Plants send out creepers and tendrils which twist and turn and spiral on their way are always fascinating. For the last five years I’ve been composting grass cuttings and “garden waste” then spreading it on the veggie patch. It’s turned a stony, hard, bare piece of ground into something of a mini-jungle once each year’s vegetables start to grow. This year there must have been some viable pumpkin seeds in the compost because a couple of pumpkin plants started to grow in places where I definitely hadn’t planted them. Once they started to grow they took off, spreading all around the entire patch, weaving between other plants, sending spiralling tendrils out to grasp onto to anything it could touch, reaching each of the two boundary walls (the veggie patch is in a corner), climbing those walls, the fences above them and by now developing over half a dozen huge pumpkins. Every morning you could see how much further the plant had managed to grow since the previous morning. It’s astonishing.

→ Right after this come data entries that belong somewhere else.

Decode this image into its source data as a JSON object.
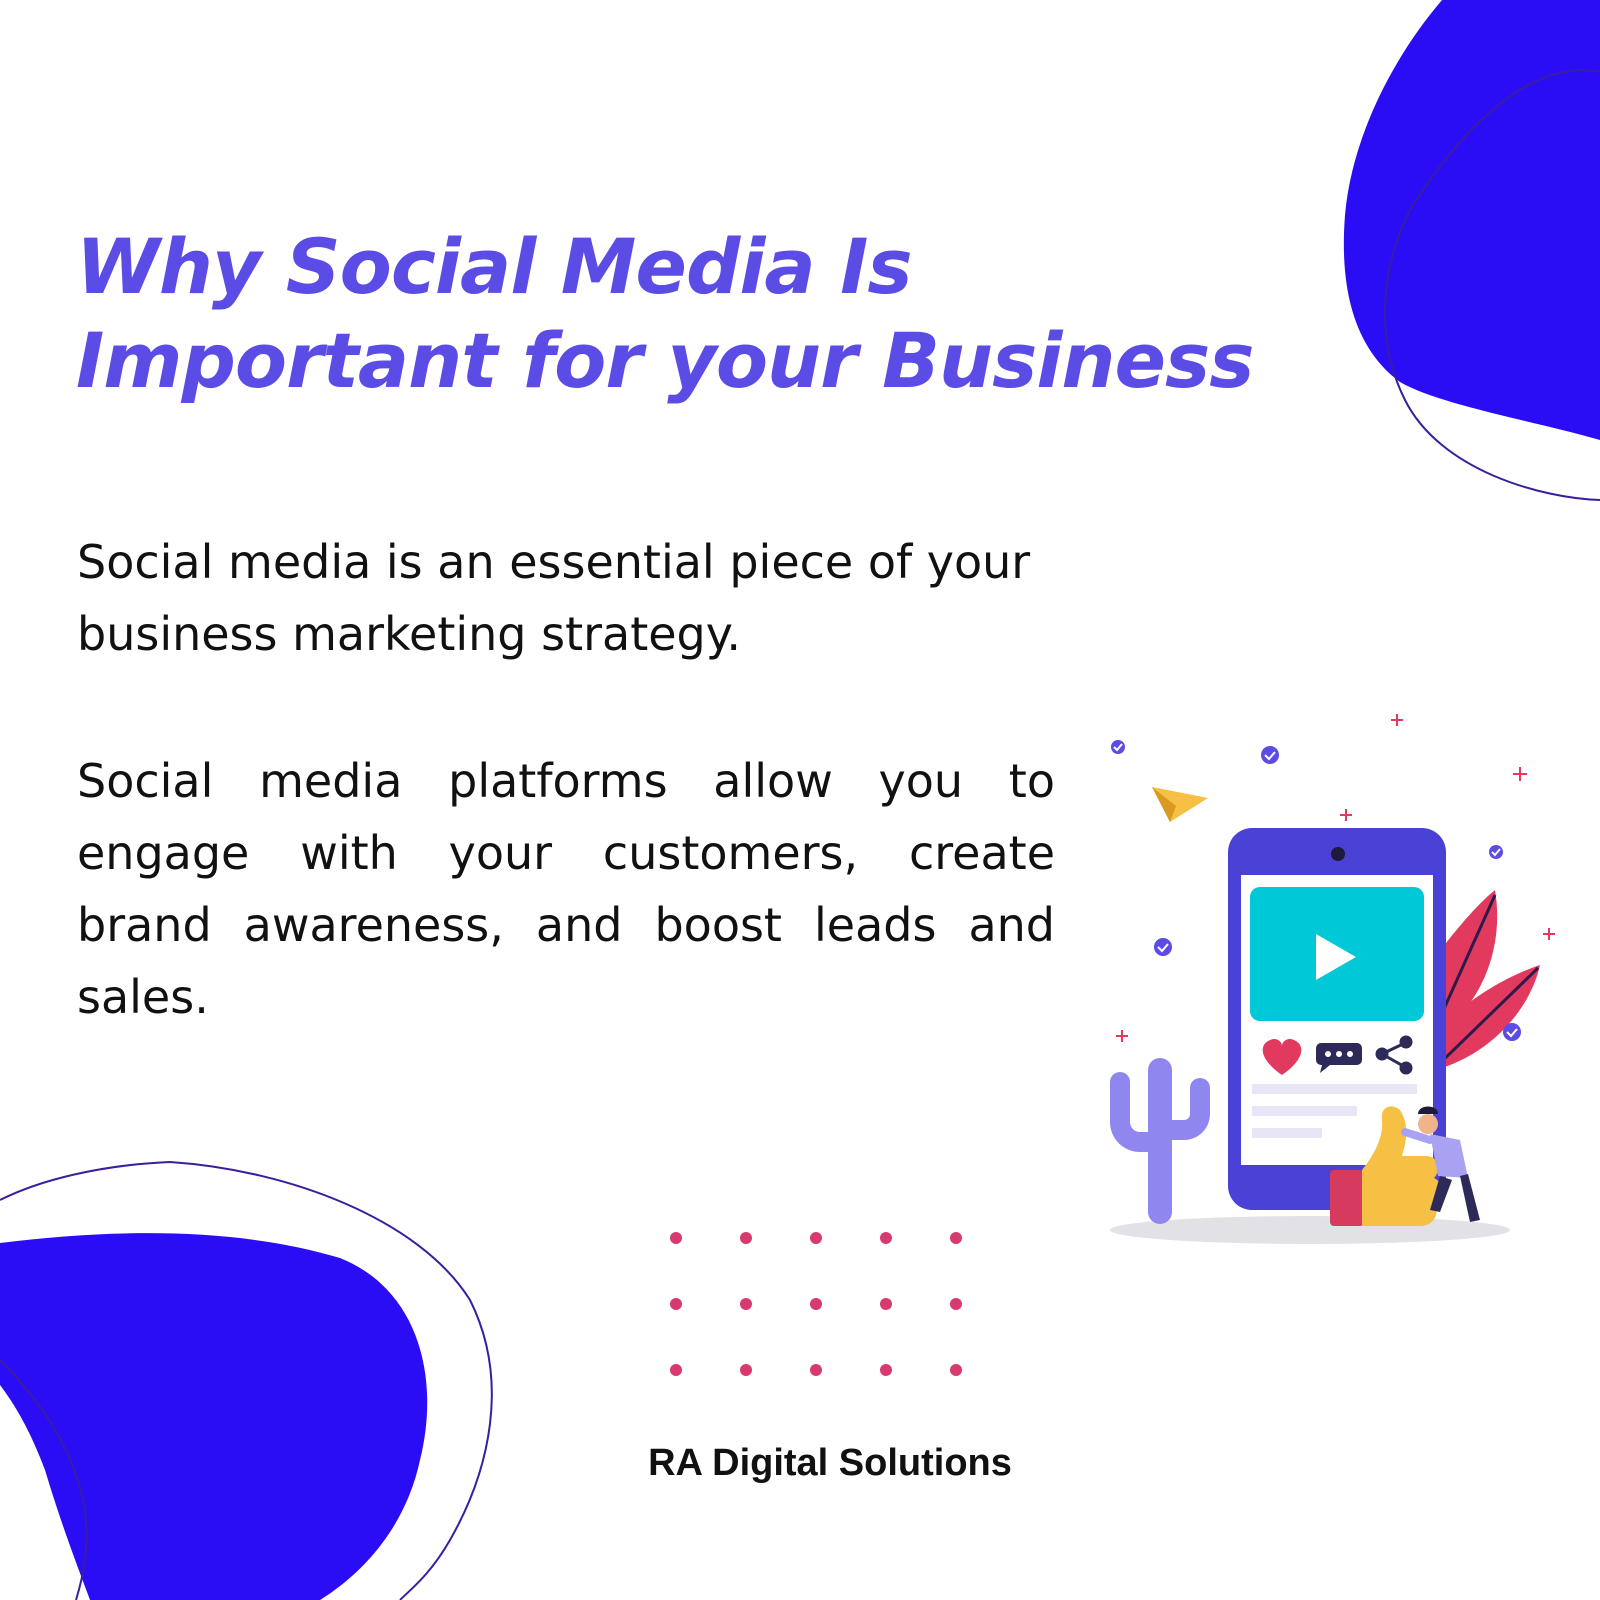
{
  "title": {
    "line1": "Why Social Media Is",
    "line2": "Important for your Business"
  },
  "paragraphs": [
    "Social media is an essential piece of your business marketing strategy.",
    "Social media platforms allow you to engage with your customers, create brand awareness, and boost leads and sales."
  ],
  "footer": {
    "brand": "RA Digital Solutions"
  },
  "illustration": {
    "icons": [
      "phone-icon",
      "play-icon",
      "heart-icon",
      "chat-icon",
      "share-icon",
      "thumbs-up-icon",
      "paper-plane-icon",
      "cactus-icon",
      "leaf-icon",
      "person-icon",
      "check-icon",
      "sparkle-icon"
    ]
  },
  "colors": {
    "title": "#5b4ce6",
    "blob": "#2b0df5",
    "outline": "#3a1e9e",
    "dot": "#d63a6e",
    "phone": "#4a42d6",
    "video": "#00c8d7",
    "leaf": "#e23a5e",
    "thumb": "#f5c043"
  }
}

This photo isn’t of a pumpkin plant. There are many, many varieties of plant which have this ability to send out these incredible tendrils. They reach out, touch and catch on. They connect, they bind, they tie together. Look at the size of these ones! You can sense how strong they are.
I was thinking this morning about how pretty much every single atom on the Earth has been here since the planet was formed. They arrived here from distant stars. I was contemplating how the Earth doesn’t make new copper atoms, gold atoms and so on. But what Nature does is create what’s unique and new every single day. She does that by making connections, reaching out, touching, drawing together, blending and binding. In other words, the world is full of newness every day….not new elements but new forms. Nature is like the most inventive creative artist you could imagine, fashioning brand new, individual, unique, forms every single day.
Making connections. Making new connections. That’s the essence of creation.